Most Israelis cheered when the deal was signed with American sponsorship since the Palestinians promised recognition for the state of Israel, and an end to terrorism and the conflict. But while Rod-Larsen was correct that under the right circumstances and with helpful nudges from a neutral party, a deal could be hashed out, a piece of paper is not the same thing as ending a longstanding conflict.

The Israelis were sincere in their belief that peace would, as Peres hoped, create a “New Middle East.” But we also know from both their actions and subsequent revelations that Qurie’s boss Yasser Arafat had a different vision in mind.

Arafat spoke openly in Arabic at the time of his aim to use the accords to continue the war against Israel rather than to work towards a final peace. He never stopped funding and fomenting terror, and used his control of Palestinian schools and media to inculcate new generations in hatred for Israel and the Jews. As soon as Israeli troops began their retreat and the PLO assumed control over most of the West Bank and Gaza in 1994, both Arafat’s Fatah Party and his Hamas rivals began a bloody campaign of terrorism.

Though subsequent Israeli governments, including the one headed by Oslo opponent Prime Minister Benjamin Netanyahu from 1996 to 1999, continued to grant the Palestinians more control over territory, Arafat’s goals never changed. In 2000, when Prime Minister Ehud Barak offered Arafat statehood and control over almost all of the West Bank, Gaza and a share of Jerusalem (terms that Rabin had said were unimaginable even after Oslo), the Palestinians said “no” and launched another even more destructive terror campaign.

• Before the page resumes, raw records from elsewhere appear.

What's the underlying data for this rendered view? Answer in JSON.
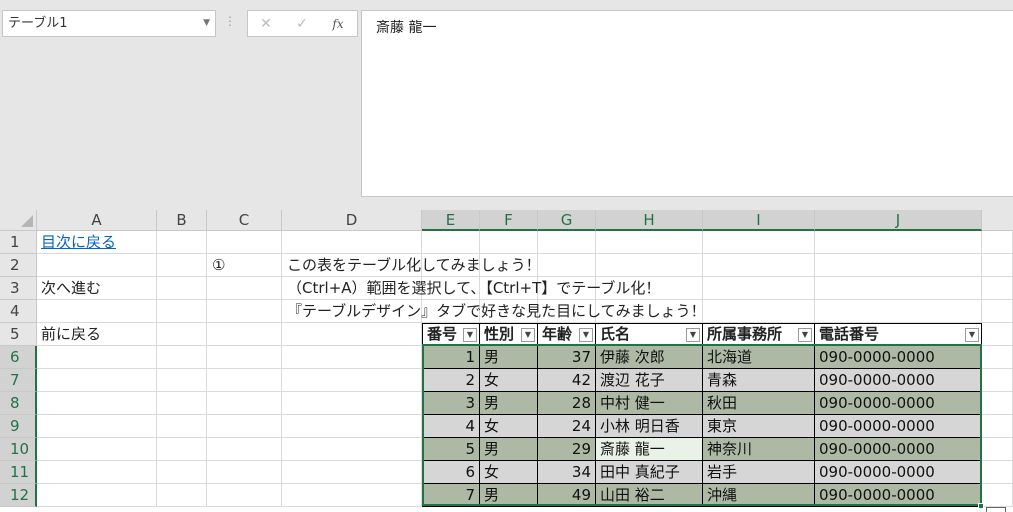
{
  "namebox": {
    "value": "テーブル1"
  },
  "formula_bar": {
    "cancel_icon": "✕",
    "enter_icon": "✓",
    "fx_label": "fx",
    "content": "斎藤 龍一"
  },
  "columns": [
    "A",
    "B",
    "C",
    "D",
    "E",
    "F",
    "G",
    "H",
    "I",
    "J"
  ],
  "rows": [
    "1",
    "2",
    "3",
    "4",
    "5",
    "6",
    "7",
    "8",
    "9",
    "10",
    "11",
    "12"
  ],
  "cells": {
    "a1": "目次に戻る",
    "c2": "①",
    "d2": "この表をテーブル化してみましょう！",
    "a3": "次へ進む",
    "d3": "（Ctrl+A）範囲を選択して、【Ctrl+T】でテーブル化！",
    "a5": "前に戻る",
    "d4": "『テーブルデザイン』タブで好きな見た目にしてみましょう！"
  },
  "table": {
    "headers": [
      "番号",
      "性別",
      "年齢",
      "氏名",
      "所属事務所",
      "電話番号"
    ],
    "rows": [
      [
        "1",
        "男",
        "37",
        "伊藤 次郎",
        "北海道",
        "090-0000-0000"
      ],
      [
        "2",
        "女",
        "42",
        "渡辺 花子",
        "青森",
        "090-0000-0000"
      ],
      [
        "3",
        "男",
        "28",
        "中村 健一",
        "秋田",
        "090-0000-0000"
      ],
      [
        "4",
        "女",
        "24",
        "小林 明日香",
        "東京",
        "090-0000-0000"
      ],
      [
        "5",
        "男",
        "29",
        "斎藤 龍一",
        "神奈川",
        "090-0000-0000"
      ],
      [
        "6",
        "女",
        "34",
        "田中 真紀子",
        "岩手",
        "090-0000-0000"
      ],
      [
        "7",
        "男",
        "49",
        "山田 裕二",
        "沖縄",
        "090-0000-0000"
      ]
    ]
  },
  "colors": {
    "table_odd": "#adb9a5",
    "table_even": "#d6d6d6",
    "selection": "#217346",
    "link": "#0563c1"
  }
}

Arafat’s successor, Mahmoud Abbas, and Erekat (who served as an aide to Arafat and then Abbas until the end of his life) would repeat that pattern of rejectionism as the toll of lives lost due to post-Oslo terrorism mounted.

Seen in that light, Oslo, which ends with the triumphant signing on the White House Lawn and ignores the truth about Palestinian intentions and subsequent terrorism, is, for all of its attention to detail, historically illiterate. The theatrical effort to crown Larsen, Juul and the negotiators as heroes of peace is absurd.

The problem is that the Am- erican foreign-policy establishment, represented by the group that signed on to that paean to Erekat, hasn’t learned this lesson. The overwhelming majority of Israelis have been sobered up by the Palestinians’ continued support for terror and consistent rejection of peace. Israeli voters have forced Israeli politicians who still cling to faith in Oslo, like Livni, into retirement.

Much of the Arab world agrees, as shown by the signing of the Abraham Accords in which Gulf states have normalized relations with Israel because they have grown tired of being held hostage by Palestinian rejectionism and look to Israel as an ally against Iran.

But instead of facing facts, Indyk, Kurtzer, Malley, Miller and Ross cling to their memories of what a nice guy Erekat was. Like the characters in Oslo, they bought whatever Erekat was selling, even if his conduct and that of the organization he represented told a different story.

They speak of him sending his children to the “Seeds of Peace” program with Israeli kids but don’t note that his family declined to thank Israel or Hadassah for trying to save his life. Having friendly encounters with Israelis and Americans didn’t alter his or the PA’s determination never to give up their war on the Jewish state.

Sadly, those who watch Oslo on HBO won’t be told the complete story. Even sadder is that those who buy into some of the same myths embraced by those paying tribute to Erekat will likely soon be back in power in Washington.

As with the willingness of Spielberg and HBO to embrace a misleading narrative, so, too, may the US government return to policies of pressure on Israel and enabling of Palestinian rejectionism that have been repeatedly proved wrong by the events of the last 27 years. Delusions about the power of personal diplomacy are clearly stronger than the facts. And both Israelis and Palestinians may again suffer for it.